Santa Fe New Mexican

New law gives cover to patients, providers

- By Praveena Somasundar­am

Alabama Gov. Kay Ivey on Wednesday signed a bill to protect providers and patients doing in vitro fertilizat­ion from legal liability if embryos they create are damaged or destroyed, a move that comes weeks after a state Supreme Court ruling threatened the treatment’s use.

The bill, signed by the Republican governor into law less than three weeks after the Alabama Supreme Court ruled frozen embryos are people and individual­s could be held liable for destroying them, grants criminal and civil immunity “for death or damage to an embryo” related to IVF. The unpreceden­ted court ruling alarmed medical profession­als and reproducti­ve rights advocates, who warned it would jeopardize IVF access. Several providers halted IVF treatments within days of the decision.

Ivey has been vocal about protecting IVF, joining Republican­s across the country who have defended the treatment, distancing themselves from the ruling.

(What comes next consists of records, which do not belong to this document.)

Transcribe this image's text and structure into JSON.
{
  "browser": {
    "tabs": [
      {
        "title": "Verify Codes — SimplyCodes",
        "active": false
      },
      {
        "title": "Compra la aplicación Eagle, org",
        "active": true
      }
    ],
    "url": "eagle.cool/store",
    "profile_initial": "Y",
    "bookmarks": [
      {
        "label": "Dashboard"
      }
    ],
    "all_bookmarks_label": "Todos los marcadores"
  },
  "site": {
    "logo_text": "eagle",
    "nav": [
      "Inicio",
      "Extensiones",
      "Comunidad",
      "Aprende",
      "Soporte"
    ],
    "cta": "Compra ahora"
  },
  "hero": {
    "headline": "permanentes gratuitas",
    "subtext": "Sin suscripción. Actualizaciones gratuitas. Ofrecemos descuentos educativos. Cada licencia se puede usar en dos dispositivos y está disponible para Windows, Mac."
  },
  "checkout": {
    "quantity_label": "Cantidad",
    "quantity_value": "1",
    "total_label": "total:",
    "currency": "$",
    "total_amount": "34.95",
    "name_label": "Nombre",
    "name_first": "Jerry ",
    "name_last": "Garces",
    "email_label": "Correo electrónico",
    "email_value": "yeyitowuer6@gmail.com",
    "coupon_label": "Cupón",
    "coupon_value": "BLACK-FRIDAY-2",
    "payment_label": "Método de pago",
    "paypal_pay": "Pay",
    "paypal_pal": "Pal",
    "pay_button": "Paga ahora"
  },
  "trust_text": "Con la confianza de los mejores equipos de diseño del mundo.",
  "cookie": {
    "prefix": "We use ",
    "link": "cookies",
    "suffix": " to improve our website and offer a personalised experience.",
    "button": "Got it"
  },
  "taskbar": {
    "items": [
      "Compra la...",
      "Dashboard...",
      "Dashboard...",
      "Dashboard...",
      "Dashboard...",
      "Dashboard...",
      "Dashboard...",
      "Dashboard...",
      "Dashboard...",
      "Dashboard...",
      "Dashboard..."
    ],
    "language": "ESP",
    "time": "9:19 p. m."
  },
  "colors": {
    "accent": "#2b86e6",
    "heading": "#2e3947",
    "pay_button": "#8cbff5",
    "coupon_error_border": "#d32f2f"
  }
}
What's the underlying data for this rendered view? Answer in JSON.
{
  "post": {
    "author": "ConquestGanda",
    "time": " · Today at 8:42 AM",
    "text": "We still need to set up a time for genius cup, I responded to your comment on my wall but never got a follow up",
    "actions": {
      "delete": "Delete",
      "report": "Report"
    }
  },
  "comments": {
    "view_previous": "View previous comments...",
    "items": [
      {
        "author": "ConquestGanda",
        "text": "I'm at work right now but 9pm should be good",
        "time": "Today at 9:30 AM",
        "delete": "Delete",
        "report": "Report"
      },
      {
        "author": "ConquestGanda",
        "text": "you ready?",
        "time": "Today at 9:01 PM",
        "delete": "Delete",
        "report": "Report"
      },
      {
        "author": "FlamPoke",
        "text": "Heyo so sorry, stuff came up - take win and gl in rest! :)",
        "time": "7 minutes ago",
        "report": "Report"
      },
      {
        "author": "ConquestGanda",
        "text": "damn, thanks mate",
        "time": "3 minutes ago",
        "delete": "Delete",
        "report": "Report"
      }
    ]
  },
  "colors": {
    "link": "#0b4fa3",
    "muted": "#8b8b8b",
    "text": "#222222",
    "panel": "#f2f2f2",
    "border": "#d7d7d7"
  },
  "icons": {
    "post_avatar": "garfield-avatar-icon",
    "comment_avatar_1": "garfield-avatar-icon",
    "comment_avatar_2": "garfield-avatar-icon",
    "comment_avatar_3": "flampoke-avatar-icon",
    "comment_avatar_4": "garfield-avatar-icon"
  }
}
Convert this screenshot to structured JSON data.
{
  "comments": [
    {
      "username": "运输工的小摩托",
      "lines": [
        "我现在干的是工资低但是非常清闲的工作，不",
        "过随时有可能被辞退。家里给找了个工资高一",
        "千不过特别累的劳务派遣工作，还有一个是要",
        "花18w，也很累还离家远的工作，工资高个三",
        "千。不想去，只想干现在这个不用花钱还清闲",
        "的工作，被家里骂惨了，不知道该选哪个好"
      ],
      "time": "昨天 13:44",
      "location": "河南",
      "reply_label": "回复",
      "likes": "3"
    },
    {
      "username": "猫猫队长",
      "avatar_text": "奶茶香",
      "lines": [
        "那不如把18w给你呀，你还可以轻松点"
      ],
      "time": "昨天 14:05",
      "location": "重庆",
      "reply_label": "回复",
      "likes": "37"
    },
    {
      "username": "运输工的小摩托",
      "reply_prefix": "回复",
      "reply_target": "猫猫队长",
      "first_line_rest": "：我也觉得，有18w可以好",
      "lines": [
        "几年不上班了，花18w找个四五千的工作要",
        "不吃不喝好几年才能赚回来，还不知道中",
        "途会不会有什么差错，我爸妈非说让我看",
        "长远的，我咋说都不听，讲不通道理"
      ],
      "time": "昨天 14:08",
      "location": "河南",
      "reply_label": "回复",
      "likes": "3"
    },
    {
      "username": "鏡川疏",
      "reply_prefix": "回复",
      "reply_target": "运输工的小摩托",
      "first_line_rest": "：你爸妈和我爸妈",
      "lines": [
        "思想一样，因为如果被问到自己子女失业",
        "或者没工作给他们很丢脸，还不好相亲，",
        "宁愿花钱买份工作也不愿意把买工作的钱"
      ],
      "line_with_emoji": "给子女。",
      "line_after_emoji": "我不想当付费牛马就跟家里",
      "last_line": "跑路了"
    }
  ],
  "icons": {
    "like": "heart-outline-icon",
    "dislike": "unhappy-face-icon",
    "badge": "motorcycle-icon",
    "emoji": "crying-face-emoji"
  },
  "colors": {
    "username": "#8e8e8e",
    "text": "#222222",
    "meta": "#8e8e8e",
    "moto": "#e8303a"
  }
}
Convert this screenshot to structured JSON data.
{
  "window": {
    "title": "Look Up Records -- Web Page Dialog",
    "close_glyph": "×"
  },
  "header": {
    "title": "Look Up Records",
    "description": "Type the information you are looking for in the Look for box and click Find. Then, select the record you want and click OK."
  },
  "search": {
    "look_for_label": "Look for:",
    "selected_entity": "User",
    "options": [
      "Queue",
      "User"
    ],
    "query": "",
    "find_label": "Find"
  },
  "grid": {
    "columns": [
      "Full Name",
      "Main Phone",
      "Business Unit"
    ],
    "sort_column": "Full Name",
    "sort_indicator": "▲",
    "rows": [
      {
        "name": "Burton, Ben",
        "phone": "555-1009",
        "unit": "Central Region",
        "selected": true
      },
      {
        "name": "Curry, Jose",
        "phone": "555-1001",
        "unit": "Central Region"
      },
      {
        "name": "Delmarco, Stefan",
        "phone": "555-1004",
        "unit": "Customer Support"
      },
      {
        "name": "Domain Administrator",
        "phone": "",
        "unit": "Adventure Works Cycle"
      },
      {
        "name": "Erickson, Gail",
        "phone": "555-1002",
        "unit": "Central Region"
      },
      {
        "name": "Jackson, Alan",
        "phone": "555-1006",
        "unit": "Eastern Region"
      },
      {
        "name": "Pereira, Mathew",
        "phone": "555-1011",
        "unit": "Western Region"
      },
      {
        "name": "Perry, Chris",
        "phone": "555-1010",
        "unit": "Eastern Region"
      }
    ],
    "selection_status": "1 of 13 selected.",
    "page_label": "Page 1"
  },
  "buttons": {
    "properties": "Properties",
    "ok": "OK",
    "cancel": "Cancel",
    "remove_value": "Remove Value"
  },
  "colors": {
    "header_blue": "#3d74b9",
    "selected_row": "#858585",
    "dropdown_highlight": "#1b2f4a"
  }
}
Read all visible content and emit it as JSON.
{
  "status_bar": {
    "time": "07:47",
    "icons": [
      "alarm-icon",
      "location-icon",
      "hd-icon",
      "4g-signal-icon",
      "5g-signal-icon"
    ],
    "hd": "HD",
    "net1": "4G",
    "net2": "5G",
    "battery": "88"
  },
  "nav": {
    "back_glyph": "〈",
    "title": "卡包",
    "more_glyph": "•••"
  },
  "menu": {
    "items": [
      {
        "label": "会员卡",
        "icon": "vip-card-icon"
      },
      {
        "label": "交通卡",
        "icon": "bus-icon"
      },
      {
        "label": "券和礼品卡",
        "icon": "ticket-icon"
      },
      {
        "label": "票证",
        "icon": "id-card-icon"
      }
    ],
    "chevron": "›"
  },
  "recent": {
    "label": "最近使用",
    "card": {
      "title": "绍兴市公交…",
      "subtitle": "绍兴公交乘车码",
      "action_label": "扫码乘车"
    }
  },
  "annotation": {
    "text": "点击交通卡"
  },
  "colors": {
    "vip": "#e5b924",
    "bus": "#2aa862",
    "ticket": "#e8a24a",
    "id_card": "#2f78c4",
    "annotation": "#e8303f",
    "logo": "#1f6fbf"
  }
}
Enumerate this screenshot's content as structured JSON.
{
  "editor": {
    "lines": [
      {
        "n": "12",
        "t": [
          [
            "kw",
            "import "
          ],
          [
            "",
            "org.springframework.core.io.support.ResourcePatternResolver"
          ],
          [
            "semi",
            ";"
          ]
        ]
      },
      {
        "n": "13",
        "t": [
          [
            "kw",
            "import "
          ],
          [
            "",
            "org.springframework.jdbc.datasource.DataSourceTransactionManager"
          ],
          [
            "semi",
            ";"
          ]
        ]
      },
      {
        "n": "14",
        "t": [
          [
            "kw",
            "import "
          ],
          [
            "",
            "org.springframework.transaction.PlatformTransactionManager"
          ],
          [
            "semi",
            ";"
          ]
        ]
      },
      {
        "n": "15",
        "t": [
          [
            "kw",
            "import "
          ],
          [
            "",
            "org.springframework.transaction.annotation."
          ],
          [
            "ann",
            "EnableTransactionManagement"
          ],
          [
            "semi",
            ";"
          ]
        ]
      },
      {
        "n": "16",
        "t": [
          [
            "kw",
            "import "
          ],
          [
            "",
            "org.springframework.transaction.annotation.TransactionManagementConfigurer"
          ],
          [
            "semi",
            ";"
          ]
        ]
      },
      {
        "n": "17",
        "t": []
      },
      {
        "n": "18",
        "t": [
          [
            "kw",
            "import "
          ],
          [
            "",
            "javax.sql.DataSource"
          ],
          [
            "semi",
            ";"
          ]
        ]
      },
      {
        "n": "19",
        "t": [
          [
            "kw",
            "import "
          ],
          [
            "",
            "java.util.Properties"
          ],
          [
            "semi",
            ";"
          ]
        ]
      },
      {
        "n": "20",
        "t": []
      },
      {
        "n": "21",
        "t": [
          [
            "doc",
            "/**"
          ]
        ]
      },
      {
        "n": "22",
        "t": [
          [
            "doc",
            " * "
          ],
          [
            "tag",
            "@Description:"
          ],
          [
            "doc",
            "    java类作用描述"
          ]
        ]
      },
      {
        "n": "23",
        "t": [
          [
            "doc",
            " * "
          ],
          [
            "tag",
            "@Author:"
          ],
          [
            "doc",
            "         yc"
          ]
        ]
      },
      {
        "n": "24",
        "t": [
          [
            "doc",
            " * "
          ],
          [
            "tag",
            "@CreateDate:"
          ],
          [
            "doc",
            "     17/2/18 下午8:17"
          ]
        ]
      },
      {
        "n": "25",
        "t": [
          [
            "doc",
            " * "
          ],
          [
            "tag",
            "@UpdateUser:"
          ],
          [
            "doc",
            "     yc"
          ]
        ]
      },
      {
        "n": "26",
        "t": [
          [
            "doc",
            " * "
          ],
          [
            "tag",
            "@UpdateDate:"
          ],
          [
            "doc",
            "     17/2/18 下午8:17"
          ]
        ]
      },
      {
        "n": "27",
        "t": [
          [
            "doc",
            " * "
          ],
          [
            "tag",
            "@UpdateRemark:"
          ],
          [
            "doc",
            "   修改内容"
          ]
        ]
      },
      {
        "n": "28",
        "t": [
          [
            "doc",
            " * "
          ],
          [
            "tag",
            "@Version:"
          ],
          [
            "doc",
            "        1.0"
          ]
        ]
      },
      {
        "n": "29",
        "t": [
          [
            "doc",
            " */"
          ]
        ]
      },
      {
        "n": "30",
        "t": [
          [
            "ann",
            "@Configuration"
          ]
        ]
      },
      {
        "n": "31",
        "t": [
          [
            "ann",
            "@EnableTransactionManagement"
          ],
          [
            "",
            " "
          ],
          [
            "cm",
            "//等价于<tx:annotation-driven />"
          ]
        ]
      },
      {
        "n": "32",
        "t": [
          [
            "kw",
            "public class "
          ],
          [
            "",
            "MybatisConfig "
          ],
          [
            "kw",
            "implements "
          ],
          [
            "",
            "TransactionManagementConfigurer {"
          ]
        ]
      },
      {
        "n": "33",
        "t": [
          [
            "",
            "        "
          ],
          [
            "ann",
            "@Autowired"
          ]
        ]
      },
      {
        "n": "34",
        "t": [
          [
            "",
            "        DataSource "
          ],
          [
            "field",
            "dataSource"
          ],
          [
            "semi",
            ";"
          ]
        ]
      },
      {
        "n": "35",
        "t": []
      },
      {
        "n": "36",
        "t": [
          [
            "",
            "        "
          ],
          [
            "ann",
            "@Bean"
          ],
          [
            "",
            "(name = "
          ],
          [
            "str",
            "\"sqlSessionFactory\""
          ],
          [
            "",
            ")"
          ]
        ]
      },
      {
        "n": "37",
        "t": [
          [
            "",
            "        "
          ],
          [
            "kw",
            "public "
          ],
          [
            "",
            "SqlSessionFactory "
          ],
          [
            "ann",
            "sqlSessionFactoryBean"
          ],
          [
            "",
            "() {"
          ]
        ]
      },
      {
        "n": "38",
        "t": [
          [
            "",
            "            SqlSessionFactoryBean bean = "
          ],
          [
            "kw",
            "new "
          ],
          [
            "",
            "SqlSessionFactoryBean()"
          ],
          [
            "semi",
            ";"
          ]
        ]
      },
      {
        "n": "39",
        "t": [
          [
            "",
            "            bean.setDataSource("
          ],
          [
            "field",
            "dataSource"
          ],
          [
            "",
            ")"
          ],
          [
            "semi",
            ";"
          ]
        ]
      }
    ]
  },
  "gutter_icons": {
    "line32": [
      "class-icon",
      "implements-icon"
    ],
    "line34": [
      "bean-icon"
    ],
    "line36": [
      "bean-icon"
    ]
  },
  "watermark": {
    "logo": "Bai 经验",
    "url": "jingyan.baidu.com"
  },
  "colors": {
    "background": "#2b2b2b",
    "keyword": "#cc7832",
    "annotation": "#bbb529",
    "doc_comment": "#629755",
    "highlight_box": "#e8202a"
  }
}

In a statement late Wednesday, the Republican governor applauded the state legislatur­e for what she called a “stop-gap measure” that will allow fertility clinics that had closed after the ruling to reopen.

“Let me say clearly: Alabama supports growing families through IVF,” Ivey said. “From protecting the unborn to supporting IVF, Alabama is proud we are a pro-life, pro-family state.”

The University of Alabama at Birmingham, which stopped treatments after the ruling, said in a statement after Ivey signed the legislatio­n into law it was “moving to promptly resume” treatments. Another clinic, Alabama Fertility, also announced it would resume treatments this week.

The law also shields “manufactur­ers of goods used to facilitate” IVF or the transport of embryos from criminal charges, but it stops short of providing blanket immunity for those companies.

While the law grants legal immunity to clinics that provide IVF treatments, it does not stipulate whether frozen embryos are people, as the Alabama Supreme Court said in its ruling.

During debates before the bill was sent to Ivey’s desk, Alabama lawmakers acknowledg­ed that even with the legislatio­n, the state still had questions to contend with, including about personhood and when life begins. Alabama last defined when life begins in a 2018 constituti­onal amendment that protected the “rights of unborn children” and was cited in the court ruling last month.